Saturday, November 22, 2014

Crockpot Tomato Soup



...even easier and just as fabulous as the crockpot chicken noodle soup I made earlier this week. Once again, I pinned a few tomato soup recipes on Pinterest, but ultimately used my noggin--and okay, my mother-- to compose an original recipe to call my own. Until this week, I had only used my crockpot once and it was for rotel dip... They say that the crockpot is your best friend during your first few years as a wife. That was not true for me until this week, but now that I've discovered the hundreds of recipes for this thing, I'm unlikely to ever cook anything in my oven again.

Ingredients:

4 cups Swanson chicken broth (I use low sodium)
4 14-oz cans of pureed tomatoes or 5-6 pureed tomatoes. Although it tastes absolutely wonderful with canned tomatoes, next time I'll try using real ones. My blender has a puree setting, but I really didn't feel like pulling that thing out today.
2 tbls extra virgin olive oil
1 tsp thyme
1 tsp basil
1 tsp parsley
1-2 tbls heavy whipping cream
1/2 tbls minced garlic
Salt to taste
Pepper to taste
Parmesan Cheese (Shredded) for topping

Combine your broth, tomatoes, and EVOO in your crockpot and turn it on the appropriate setting (Low or High) depending on what time you begin.

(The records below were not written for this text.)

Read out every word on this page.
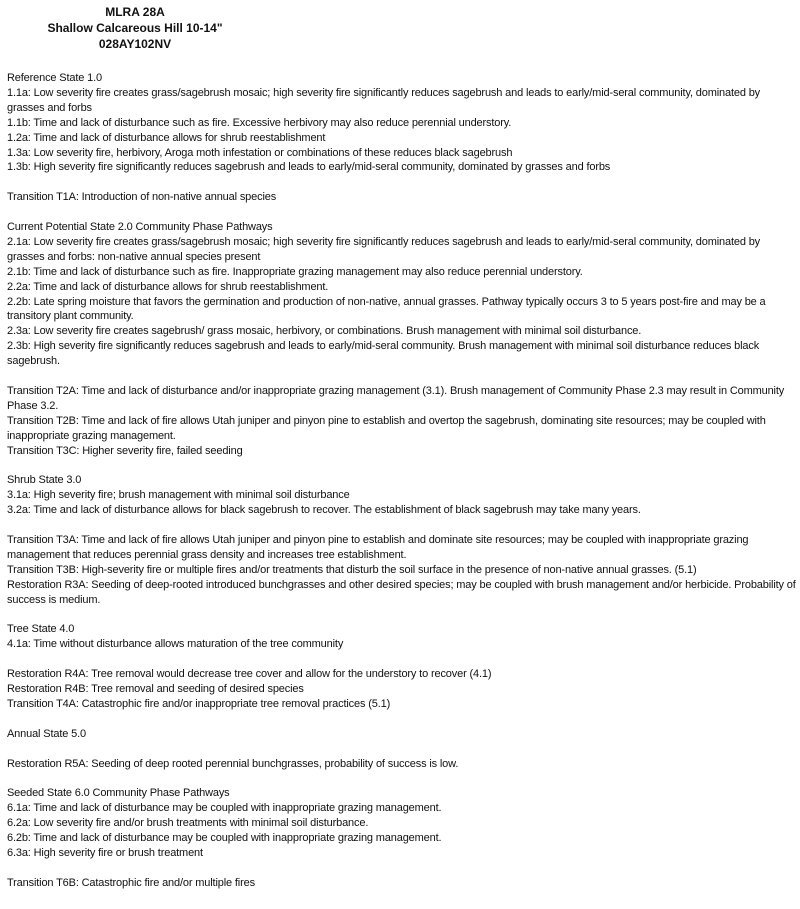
MLRA 28A
Shallow Calcareous Hill 10-14"
028AY102NV
Reference State 1.0
1.1a: Low severity fire creates grass/sagebrush mosaic; high severity fire significantly reduces sagebrush and leads to early/mid-seral community, dominated by grasses and forbs
1.1b: Time and lack of disturbance such as fire. Excessive herbivory may also reduce perennial understory.
1.2a: Time and lack of disturbance allows for shrub reestablishment
1.3a: Low severity fire, herbivory, Aroga moth infestation or combinations of these reduces black sagebrush
1.3b: High severity fire significantly reduces sagebrush and leads to early/mid-seral community, dominated by grasses and forbs
Transition T1A: Introduction of non-native annual species
Current Potential State 2.0 Community Phase Pathways
2.1a: Low severity fire creates grass/sagebrush mosaic; high severity fire significantly reduces sagebrush and leads to early/mid-seral community, dominated by grasses and forbs: non-native annual species present
2.1b: Time and lack of disturbance such as fire. Inappropriate grazing management may also reduce perennial understory.
2.2a: Time and lack of disturbance allows for shrub reestablishment.
2.2b: Late spring moisture that favors the germination and production of non-native, annual grasses. Pathway typically occurs 3 to 5 years post-fire and may be a transitory plant community.
2.3a: Low severity fire creates sagebrush/ grass mosaic, herbivory, or combinations. Brush management with minimal soil disturbance.
2.3b: High severity fire significantly reduces sagebrush and leads to early/mid-seral community. Brush management with minimal soil disturbance reduces black sagebrush.
Transition T2A: Time and lack of disturbance and/or inappropriate grazing management (3.1). Brush management of Community Phase 2.3 may result in Community Phase 3.2.
Transition T2B: Time and lack of fire allows Utah juniper and pinyon pine to establish and overtop the sagebrush, dominating site resources; may be coupled with inappropriate grazing management.
Transition T3C: Higher severity fire, failed seeding
Shrub State 3.0
3.1a: High severity fire; brush management with minimal soil disturbance
3.2a: Time and lack of disturbance allows for black sagebrush to recover. The establishment of black sagebrush may take many years.
Transition T3A: Time and lack of fire allows Utah juniper and pinyon pine to establish and dominate site resources; may be coupled with inappropriate grazing management that reduces perennial grass density and increases tree establishment.
Transition T3B: High-severity fire or multiple fires and/or treatments that disturb the soil surface in the presence of non-native annual grasses. (5.1)
Restoration R3A: Seeding of deep-rooted introduced bunchgrasses and other desired species; may be coupled with brush management and/or herbicide. Probability of success is medium.
Tree State 4.0
4.1a: Time without disturbance allows maturation of the tree community
Restoration R4A: Tree removal would decrease tree cover and allow for the understory to recover (4.1)
Restoration R4B: Tree removal and seeding of desired species
Transition T4A: Catastrophic fire and/or inappropriate tree removal practices (5.1)
Annual State 5.0
Restoration R5A: Seeding of deep rooted perennial bunchgrasses, probability of success is low.
Seeded State 6.0 Community Phase Pathways
6.1a: Time and lack of disturbance may be coupled with inappropriate grazing management.
6.2a: Low severity fire and/or brush treatments with minimal soil disturbance.
6.2b: Time and lack of disturbance may be coupled with inappropriate grazing management.
6.3a: High severity fire or brush treatment
Transition T6B: Catastrophic fire and/or multiple fires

I started around 10am (Eric gets home at 4 on Fridays), so I put my on the LOW 6 Hours setting.
Stir your mixture, then add a tbls heavy whipping cream (if you end up needing another tbls add it later on). Add 1/2 tbls minced garlic and let simmer for a few hours or until you're almost ready to serve. Then add your salt and pepper, thyme, basil, and parsley and stir. If you need another tbls of heavy whipping cream, go ahead and add that. Do some taste-testing (and get a second opinion--in my case Eric) to see if you need additional salt/pepper. Season as much or as little as you like!

Top each serving with a little shredded parmesan cheese and serve with crackers and grilled cheese!!! Easy and perfect for this chilly November weather!!!